Like 'Titanic,' an unlikely love
The plot has the blunt power of a comic book. In 2154, Earth has strip-mined its resources. A greedy corporation is colonizing distant Pandora to seize its supply of Unobtanium (yes, really). Dr. Augustine (Sigourney Weaver) has set up a school for the locals, handsome blue-skinned humanoids called Na'vi. Her effort to win the hearts and minds of the "aboriginal horde" is going too slowly for slimy executive Selfridge (Giovanni Ribisi), who wants them relocated away from his mining sites yesterday.
Into the project rolls Jake Sully (Sam Worthington), a paraplegic ex-jarhead uniquely qualified to move among the natives by transplanting his consciousness to a genetically engineered Na'vi body: an avatar. The mining camp's security force is a battalion of ex-Marines led by Col.

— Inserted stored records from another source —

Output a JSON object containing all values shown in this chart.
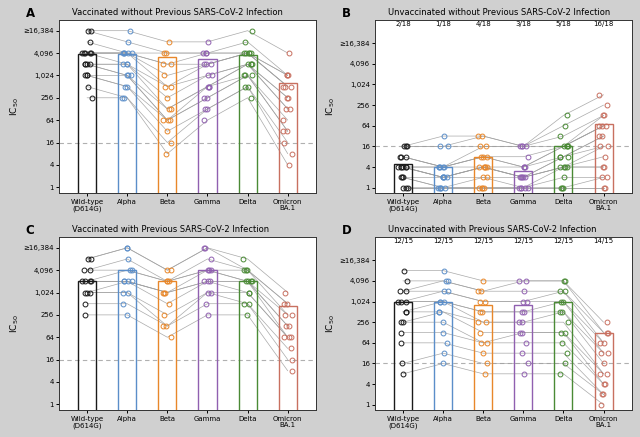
{
  "panels": {
    "A": {
      "title": "Vaccinated without Previous SARS-CoV-2 Infection",
      "label": "A",
      "top_labels": null,
      "bar_medians": [
        3900,
        3900,
        3200,
        2800,
        3700,
        650
      ],
      "bar_colors": [
        "#1a1a1a",
        "#5b8ec9",
        "#e8872a",
        "#9060b0",
        "#4a8a35",
        "#c87060"
      ],
      "subject_data": [
        [
          16384,
          16384,
          8192,
          4096,
          4096,
          4096,
          4096,
          4096,
          2048,
          2048,
          2048,
          2048,
          1024,
          1024,
          1024,
          512,
          256
        ],
        [
          16384,
          8192,
          4096,
          4096,
          4096,
          4096,
          4096,
          2048,
          2048,
          2048,
          1024,
          1024,
          1024,
          512,
          512,
          256,
          256
        ],
        [
          8192,
          4096,
          4096,
          2048,
          2048,
          1024,
          512,
          512,
          256,
          128,
          128,
          64,
          64,
          64,
          32,
          16,
          8
        ],
        [
          8192,
          4096,
          4096,
          4096,
          2048,
          2048,
          2048,
          1024,
          1024,
          512,
          512,
          512,
          256,
          256,
          128,
          128,
          64
        ],
        [
          16384,
          8192,
          4096,
          4096,
          4096,
          4096,
          4096,
          2048,
          2048,
          2048,
          2048,
          1024,
          1024,
          1024,
          512,
          512,
          256
        ],
        [
          4096,
          1024,
          1024,
          1024,
          512,
          512,
          512,
          256,
          256,
          128,
          128,
          64,
          32,
          32,
          16,
          8,
          4
        ]
      ]
    },
    "B": {
      "title": "Unvaccinated without Previous SARS-CoV-2 Infection",
      "label": "B",
      "top_labels": [
        "2/18",
        "1/18",
        "4/18",
        "3/18",
        "5/18",
        "16/18"
      ],
      "bar_medians": [
        5,
        4,
        8,
        3,
        16,
        70
      ],
      "bar_colors": [
        "#1a1a1a",
        "#5b8ec9",
        "#e8872a",
        "#9060b0",
        "#4a8a35",
        "#c87060"
      ],
      "subject_data": [
        [
          16,
          16,
          16,
          8,
          8,
          8,
          4,
          4,
          4,
          4,
          4,
          4,
          2,
          2,
          2,
          1,
          1,
          1
        ],
        [
          32,
          16,
          16,
          4,
          4,
          4,
          4,
          4,
          2,
          2,
          2,
          2,
          2,
          1,
          1,
          1,
          1,
          1
        ],
        [
          32,
          32,
          16,
          16,
          8,
          8,
          8,
          4,
          4,
          4,
          4,
          4,
          2,
          2,
          1,
          1,
          1,
          1
        ],
        [
          16,
          16,
          16,
          16,
          8,
          4,
          4,
          4,
          2,
          2,
          2,
          2,
          2,
          1,
          1,
          1,
          1,
          1
        ],
        [
          128,
          64,
          32,
          16,
          16,
          16,
          16,
          8,
          8,
          8,
          4,
          4,
          4,
          4,
          2,
          1,
          1,
          1
        ],
        [
          512,
          256,
          128,
          128,
          64,
          64,
          64,
          32,
          32,
          16,
          16,
          8,
          4,
          4,
          2,
          2,
          1,
          1
        ]
      ]
    },
    "C": {
      "title": "Vaccinated with Previous SARS-CoV-2 Infection",
      "label": "C",
      "top_labels": null,
      "bar_medians": [
        2048,
        4096,
        2048,
        4096,
        2048,
        450
      ],
      "bar_colors": [
        "#1a1a1a",
        "#5b8ec9",
        "#e8872a",
        "#9060b0",
        "#4a8a35",
        "#c87060"
      ],
      "subject_data": [
        [
          8192,
          8192,
          4096,
          4096,
          2048,
          2048,
          2048,
          2048,
          1024,
          1024,
          1024,
          512,
          256
        ],
        [
          16384,
          16384,
          8192,
          4096,
          4096,
          2048,
          2048,
          2048,
          2048,
          1024,
          1024,
          512,
          256
        ],
        [
          4096,
          4096,
          2048,
          2048,
          2048,
          1024,
          1024,
          1024,
          512,
          256,
          128,
          128,
          64
        ],
        [
          16384,
          16384,
          8192,
          4096,
          4096,
          4096,
          2048,
          2048,
          2048,
          1024,
          1024,
          512,
          256
        ],
        [
          8192,
          4096,
          4096,
          4096,
          2048,
          2048,
          2048,
          2048,
          1024,
          1024,
          512,
          512,
          256
        ],
        [
          1024,
          512,
          512,
          256,
          256,
          128,
          128,
          64,
          64,
          64,
          32,
          16,
          8
        ]
      ]
    },
    "D": {
      "title": "Unvaccinated with Previous SARS-CoV-2 Infection",
      "label": "D",
      "top_labels": [
        "12/15",
        "12/15",
        "12/15",
        "12/15",
        "12/15",
        "14/15"
      ],
      "bar_medians": [
        1024,
        1024,
        800,
        800,
        1024,
        128
      ],
      "bar_colors": [
        "#1a1a1a",
        "#5b8ec9",
        "#e8872a",
        "#9060b0",
        "#4a8a35",
        "#c87060"
      ],
      "subject_data": [
        [
          8192,
          4096,
          2048,
          2048,
          1024,
          1024,
          1024,
          512,
          512,
          256,
          256,
          128,
          64,
          16,
          8
        ],
        [
          8192,
          4096,
          4096,
          2048,
          2048,
          1024,
          1024,
          1024,
          512,
          512,
          256,
          128,
          64,
          32,
          16
        ],
        [
          4096,
          2048,
          2048,
          1024,
          1024,
          512,
          512,
          256,
          256,
          128,
          64,
          64,
          32,
          16,
          8
        ],
        [
          4096,
          4096,
          2048,
          1024,
          1024,
          512,
          512,
          256,
          256,
          128,
          128,
          64,
          32,
          16,
          8
        ],
        [
          4096,
          4096,
          2048,
          2048,
          1024,
          1024,
          512,
          512,
          256,
          128,
          128,
          64,
          32,
          16,
          8
        ],
        [
          256,
          128,
          128,
          64,
          64,
          32,
          32,
          16,
          8,
          8,
          4,
          4,
          2,
          2,
          1
        ]
      ]
    }
  },
  "x_labels": [
    "Wild-type\n(D614G)",
    "Alpha",
    "Beta",
    "Gamma",
    "Delta",
    "Omicron\nBA.1"
  ],
  "y_ticks": [
    1,
    4,
    16,
    64,
    256,
    1024,
    4096,
    16384
  ],
  "y_tick_labels": [
    "1",
    "4",
    "16",
    "64",
    "256",
    "1,024",
    "4,096",
    "≥16,384"
  ],
  "dashed_line_y": 16,
  "ylabel": "IC₅₀",
  "bg_color": "#f5f5f5",
  "outer_bg": "#d8d8d8"
}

Quaritch (Stephen Lang), who is the distilled essence of military machismo. He wishes Sully luck in convincing the Na'vi to move, but he's ready to power up his gunships and Iron Man gun-suits to obliterate the "blue monkeys."
As in "Titanic," Cameron puts an unlikely love affair at the center of the eye-popping action. Sully encounters Na'vi princess Neyfiri (Zoe Saldana) as he's about to be eaten by a pack of carnivorous space-wolves. With jungle prowess Tarzan would admire, she dispatches the beasts, then turns furiously on the interloper, whose ignorant clumsiness set off the useless slaughter. She castigates him as a "baby," a "child," but her protective instincts and attraction to his "strong heart" keep her by his side, guiding him through her world of phosphorescent jungles and floating mountains.
Yes, they kiss, and when they do it's magical. Back at Mission Control, Selfridge complains that their infiltrator has gone native, and Col. Quaritch's trigger finger gets itchy.
This isn't a morally deep story along the lines of "The Dark Knight"; it's good guys and bad guys on a vast, operatic scale. Nor is it especially new, even in its small details. By now we've seen Weaver pop out of a cryo-freezer more often than a box of toaster waffles. "Avatar" is elevated to greatness by Cameron's meticulous craftsmanship as an effects virtuoso and a storyteller. Every line of dialogue gooses the tale forward, and each image hums with wonder or terror.
The Na'vi use a kind of organic USB cord to hook into the minds of their steeds, controlling them by mental osmosis. Watching "Avatar," I felt that Cameron had hooked into my mental circuitry, downloading gigabytes of pure moviegoing bliss.